Dopo avere islamizzato le due chiese-museo, Erdogan ha compiuto un nuovo passo che ha come obiettivo la distruzione di un pregevole manufatto laico edificato nel 1348 dalla Repubblica di Genova, cioè la famosa Torre di Galata che fino a ieri è stato uno dei monumenti simbolo della metropoli sul Bosforo, costituendo una delle principali attrazioni per i turisti provenienti da tutto il mondo. Questa volta, però, la decisione di Erdogan ha scatenato le ire della municipalità di Istanbul che ha annunciato azioni legali contro i responsabili di un tale iniziativa, considerando che la gestione della torre è passata solo pochi mesi fa al ministero della Cultura, intenzionato ad aprire un museo all’interno dello storico monumento. Il viceministro della Cultura Ahmet Misbah Demircan, fedelissimo di Erdogan (dal 2004 al 2019 sindaco della circoscrizione di Beyoglu, considerata il centro di Istanbul, in cui si trova la stessa torre di Galata) ha cercato di ammansire il sindaco, dichiarando che gli evidenti lavori di demolizione in atto fanno parte di un non ben chiarito piano di restauro “per l’apertura di un museo dove prima c’era una caffetteria”, per cui la rimozione di alcuni muri è stata “necessaria”. Dichiarazione che non ha convinto il Comune e gli esperti di arte e architettura. A Demircan ha immediatamente risposto il portavoce del comune di Istanbul (da 14 mesi in mano al partito di opposizione Chp, Partito Popolare Repubblicano) Murat Ongun, che ha annunciato querele nei confronti dei responsabili di un tale scempio.

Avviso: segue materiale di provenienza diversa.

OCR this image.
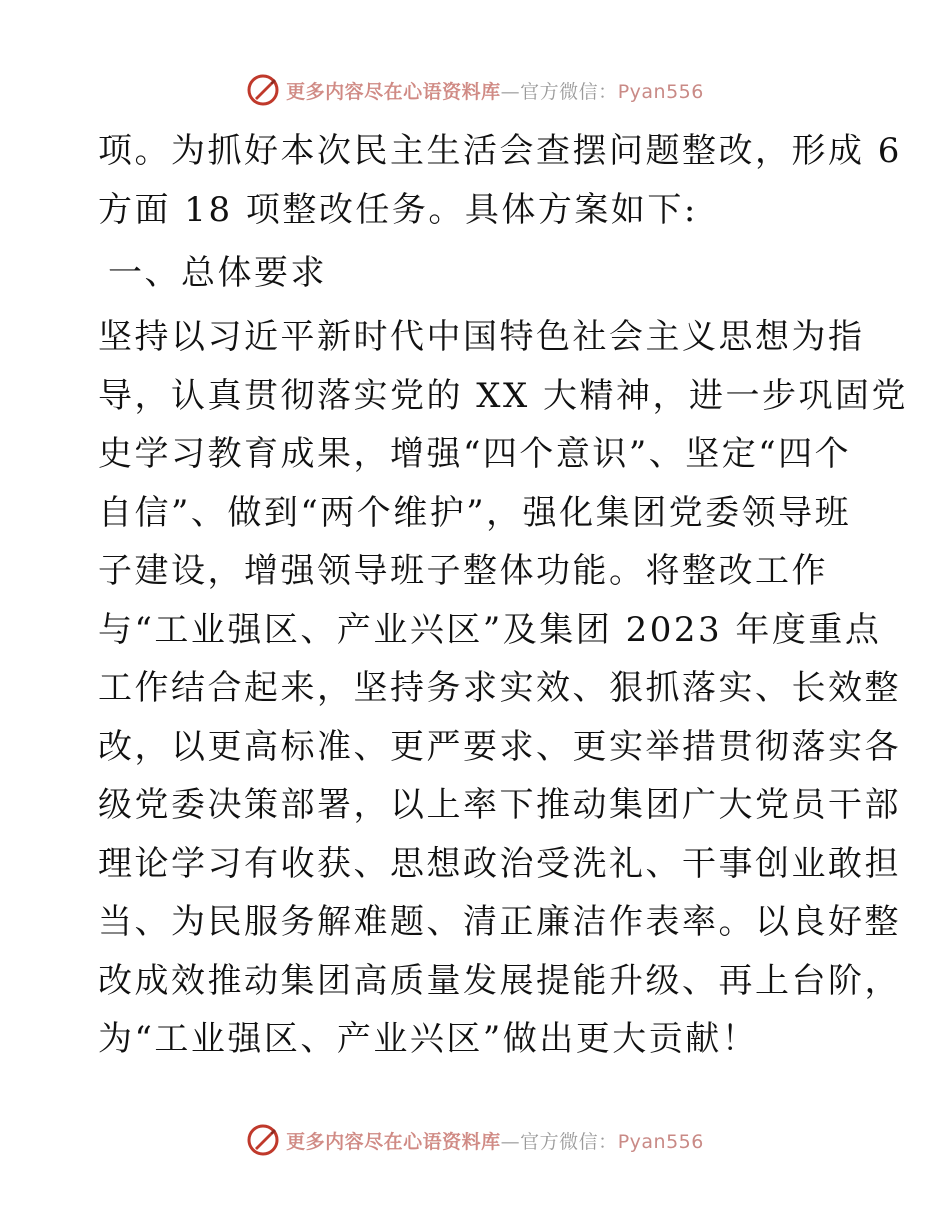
更多内容尽在心语资料库—官方微信：Pyan556
项。为抓好本次民主生活会查摆问题整改，形成 6
方面 18 项整改任务。具体方案如下:
一、总体要求
坚持以习近平新时代中国特色社会主义思想为指
导，认真贯彻落实党的 XX 大精神，进一步巩固党
史学习教育成果，增强“四个意识”、坚定“四个
自信”、做到“两个维护”，强化集团党委领导班
子建设，增强领导班子整体功能。将整改工作
与“工业强区、产业兴区”及集团 2023 年度重点
工作结合起来，坚持务求实效、狠抓落实、长效整
改，以更高标准、更严要求、更实举措贯彻落实各
级党委决策部署，以上率下推动集团广大党员干部
理论学习有收获、思想政治受洗礼、干事创业敢担
当、为民服务解难题、清正廉洁作表率。以良好整
改成效推动集团高质量发展提能升级、再上台阶，
为“工业强区、产业兴区”做出更大贡献！
更多内容尽在心语资料库—官方微信：Pyan556
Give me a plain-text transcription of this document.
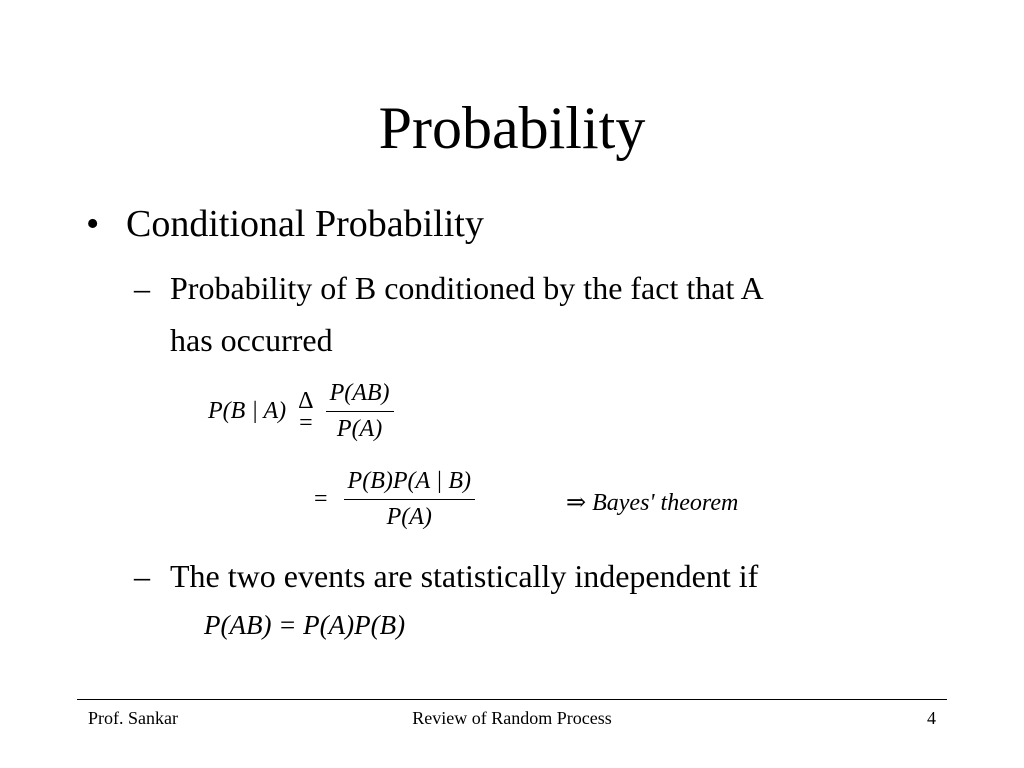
Probability
• Conditional Probability
– Probability of B conditioned by the fact that A
has occurred
P(B | A) Δ
=
$\frac{P(AB)}{P(A)}$
= $\frac{P(B)P(A | B)}{P(A)}$	⇒ Bayes' theorem
– The two events are statistically independent if
P(AB) = P(A)P(B)
Prof. Sankar	Review of Random Process	4
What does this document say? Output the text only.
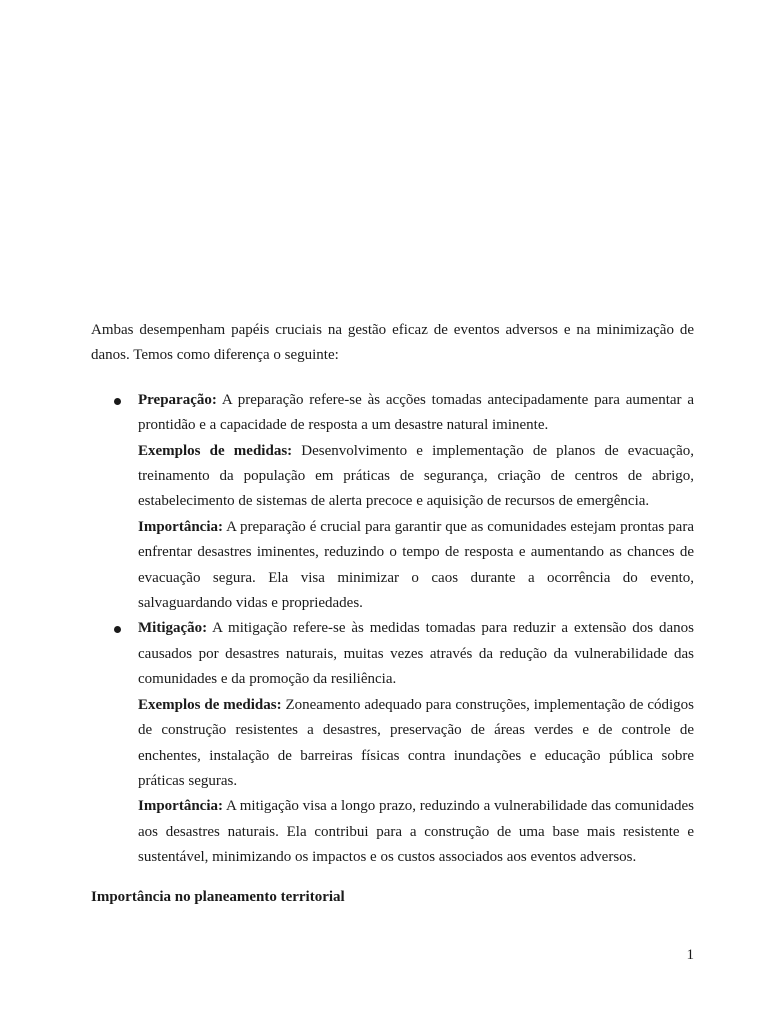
Ambas desempenham papéis cruciais na gestão eficaz de eventos adversos e na minimização de danos. Temos como diferença o seguinte:

Preparação: A preparação refere-se às acções tomadas antecipadamente para aumentar a prontidão e a capacidade de resposta a um desastre natural iminente.

Exemplos de medidas: Desenvolvimento e implementação de planos de evacuação, treinamento da população em práticas de segurança, criação de centros de abrigo, estabelecimento de sistemas de alerta precoce e aquisição de recursos de emergência.

Importância: A preparação é crucial para garantir que as comunidades estejam prontas para enfrentar desastres iminentes, reduzindo o tempo de resposta e aumentando as chances de evacuação segura. Ela visa minimizar o caos durante a ocorrência do evento, salvaguardando vidas e propriedades.

Mitigação: A mitigação refere-se às medidas tomadas para reduzir a extensão dos danos causados por desastres naturais, muitas vezes através da redução da vulnerabilidade das comunidades e da promoção da resiliência.

Exemplos de medidas: Zoneamento adequado para construções, implementação de códigos de construção resistentes a desastres, preservação de áreas verdes e de controle de enchentes, instalação de barreiras físicas contra inundações e educação pública sobre práticas seguras.

Importância: A mitigação visa a longo prazo, reduzindo a vulnerabilidade das comunidades aos desastres naturais. Ela contribui para a construção de uma base mais resistente e sustentável, minimizando os impactos e os custos associados aos eventos adversos.

Importância no planeamento territorial

1
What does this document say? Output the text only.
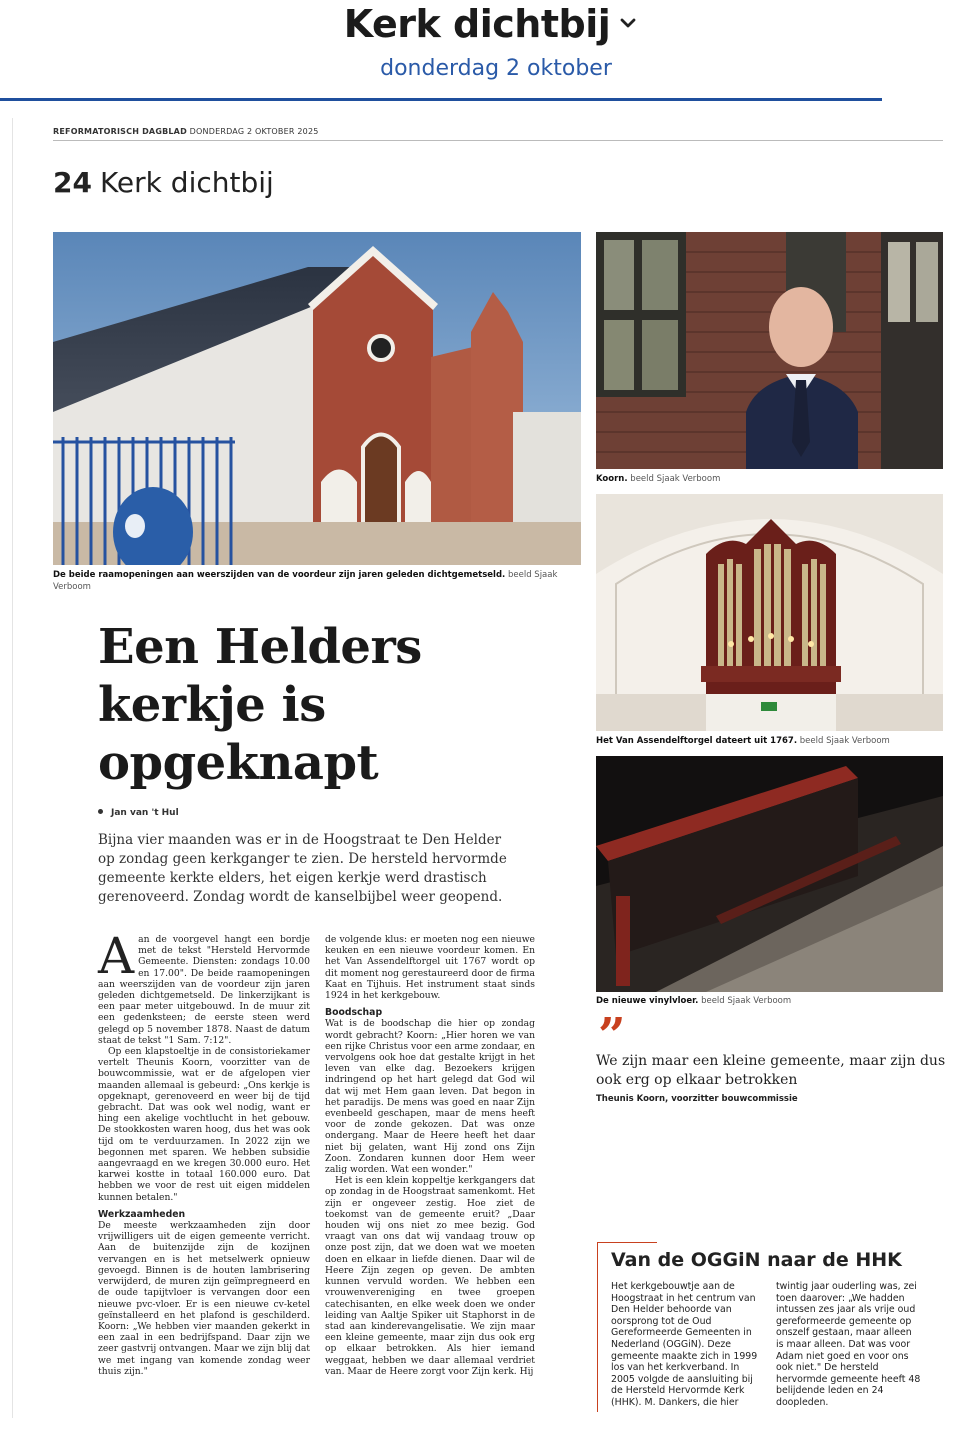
Kerk dichtbij
donderdag 2 oktober
REFORMATORISCH DAGBLAD DONDERDAG 2 OKTOBER 2025
24 Kerk dichtbij
De beide raamopeningen aan weerszijden van de voordeur zijn jaren geleden dichtgemetseld. beeld Sjaak Verboom
Koorn. beeld Sjaak Verboom
Het Van Assendelftorgel dateert uit 1767. beeld Sjaak Verboom
De nieuwe vinylvloer. beeld Sjaak Verboom
Een Helders kerkje is opgeknapt
Jan van 't Hul

Bijna vier maanden was er in de Hoogstraat te Den Helder op zondag geen kerkganger te zien. De hersteld hervormde gemeente kerkte elders, het eigen kerkje werd drastisch gerenoveerd. Zondag wordt de kanselbijbel weer geopend.

Aan de voorgevel hangt een bordje met de tekst "Hersteld Hervormde Gemeente. Diensten: zondags 10.00 en 17.00". De beide raamopeningen aan weerszijden van de voordeur zijn jaren geleden dichtgemetseld. De linkerzijkant is een paar meter uitgebouwd. In de muur zit een gedenksteen; de eerste steen werd gelegd op 5 november 1878. Naast de datum staat de tekst "1 Sam. 7:12".

Op een klapstoeltje in de consistoriekamer vertelt Theunis Koorn, voorzitter van de bouwcommissie, wat er de afgelopen vier maanden allemaal is gebeurd: „Ons kerkje is opgeknapt, gerenoveerd en weer bij de tijd gebracht. Dat was ook wel nodig, want er hing een akelige vochtlucht in het gebouw. De stookkosten waren hoog, dus het was ook tijd om te verduurzamen. In 2022 zijn we begonnen met sparen. We hebben subsidie aangevraagd en we kregen 30.000 euro. Het karwei kostte in totaal 160.000 euro. Dat hebben we voor de rest uit eigen middelen kunnen betalen."

Werkzaamheden

De meeste werkzaamheden zijn door vrijwilligers uit de eigen gemeente verricht. Aan de buitenzijde zijn de kozijnen vervangen en is het metselwerk opnieuw gevoegd. Binnen is de houten lambrisering verwijderd, de muren zijn geïmpregneerd en de oude tapijtvloer is vervangen door een nieuwe pvc-vloer. Er is een nieuwe cv-ketel geïnstalleerd en het plafond is geschilderd. Koorn: „We hebben vier maanden gekerkt in een zaal in een bedrijfspand. Daar zijn we zeer gastvrij ontvangen. Maar we zijn blij dat we met ingang van komende zondag weer thuis zijn."

de volgende klus: er moeten nog een nieuwe keuken en een nieuwe voordeur komen. En het Van Assendelftorgel uit 1767 wordt op dit moment nog gerestaureerd door de firma Kaat en Tijhuis. Het instrument staat sinds 1924 in het kerkgebouw.

Boodschap

Wat is de boodschap die hier op zondag wordt gebracht? Koorn: „Hier horen we van een rijke Christus voor een arme zondaar, en vervolgens ook hoe dat gestalte krijgt in het leven van elke dag. Bezoekers krijgen indringend op het hart gelegd dat God wil dat wij met Hem gaan leven. Dat begon in het paradijs. De mens was goed en naar Zijn evenbeeld geschapen, maar de mens heeft voor de zonde gekozen. Dat was onze ondergang. Maar de Heere heeft het daar niet bij gelaten, want Hij zond ons Zijn Zoon. Zondaren kunnen door Hem weer zalig worden. Wat een wonder."

Het is een klein koppeltje kerkgangers dat op zondag in de Hoogstraat samenkomt. Het zijn er ongeveer zestig. Hoe ziet de toekomst van de gemeente eruit? „Daar houden wij ons niet zo mee bezig. God vraagt van ons dat wij vandaag trouw op onze post zijn, dat we doen wat we moeten doen en elkaar in liefde dienen. Daar wil de Heere Zijn zegen op geven. De ambten kunnen vervuld worden. We hebben een vrouwenvereniging en twee groepen catechisanten, en elke week doen we onder leiding van Aaltje Spiker uit Staphorst in de stad aan kinderevangelisatie. We zijn maar een kleine gemeente, maar zijn dus ook erg op elkaar betrokken. Als hier iemand weggaat, hebben we daar allemaal verdriet van. Maar de Heere zorgt voor Zijn kerk. Hij

”
We zijn maar een kleine gemeente, maar zijn dus ook erg op elkaar betrokken
Theunis Koorn, voorzitter bouwcommissie
Van de OGGiN naar de HHK
Het kerkgebouwtje aan de Hoogstraat in het centrum van Den Helder behoorde van oorsprong tot de Oud Gereformeerde Gemeenten in Nederland (OGGiN). Deze gemeente maakte zich in 1999 los van het kerkverband. In 2005 volgde de aansluiting bij de Hersteld Hervormde Kerk (HHK). M. Dankers, die hier
twintig jaar ouderling was, zei toen daarover: „We hadden intussen zes jaar als vrije oud gereformeerde gemeente op onszelf gestaan, maar alleen is maar alleen. Dat was voor Adam niet goed en voor ons ook niet." De hersteld hervormde gemeente heeft 48 belijdende leden en 24 doopleden.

Sulla questione ha nicchiato il ministro della Cultura e Turismo, Nuri Ersoy, che si è limitato ad annunciare che “la Torre di Galata riaprirà il 15 settembre”. Il presidente del Direttorato per il patrimonio artistico di Istanbul, Mahir Onal, raggiunto al telefono da AGI, ha definito quanto accaduto “uno sfregio”, e ha chiesto che i lavori di restauro tornino, almeno, sotto la giurisdizione del Comune. “Quanto abbiamo visto capitare a uno dei principali monumenti di Istanbul è qualcosa di inconcepibile, uno sfregio al patrimonio artistico della città. Chiediamo che la giurisdizione torni al comune e che i nostri tecnici possano immediatamente intervenire e che i lavori in corso, che stanno apportando danni in maniera dolosa, vengano fermati subito”. La Torre di Galata fu fatta costruire dal primo governatore della colonia genovese di Costantinopoli, Rosso Doria, nel 1348, per essere utilizzata per dare l’allarme in caso imbarcazioni ostili puntassero verso la città, già all’epoca di importanza strategica sia per la posizione a cavallo di due continenti, sia per il fatto che lo stretto del Bosforo collega il Mar Nero con il Mediterraneo attraverso Marmara. Alta circa 67 metri e avente un diametro di nove, per secoli la torre genovese è stata l’edificio più alto della città. Nel 1453, i genovesi ne consegnarono le chiavi al Sultano Mehmet, conquistatore di Costantinopoli, con cui gli stessi liguri avevano già raggiunto un accordo per poter proseguire i propri commerci da prima che il Sultano facesse breccia nelle mura della capitale. A partire dal 1700, con l’impero ottomano al massimo della sua espansione, la torre divenne un punto di osservazione per individuare gli incendi che spesso devastavano la città. La Torre come appare oggi è il frutto di un’opera di restauro terminata nel 1967, dopo che, nel 1875, una tempesta ne spazzò via il tetto.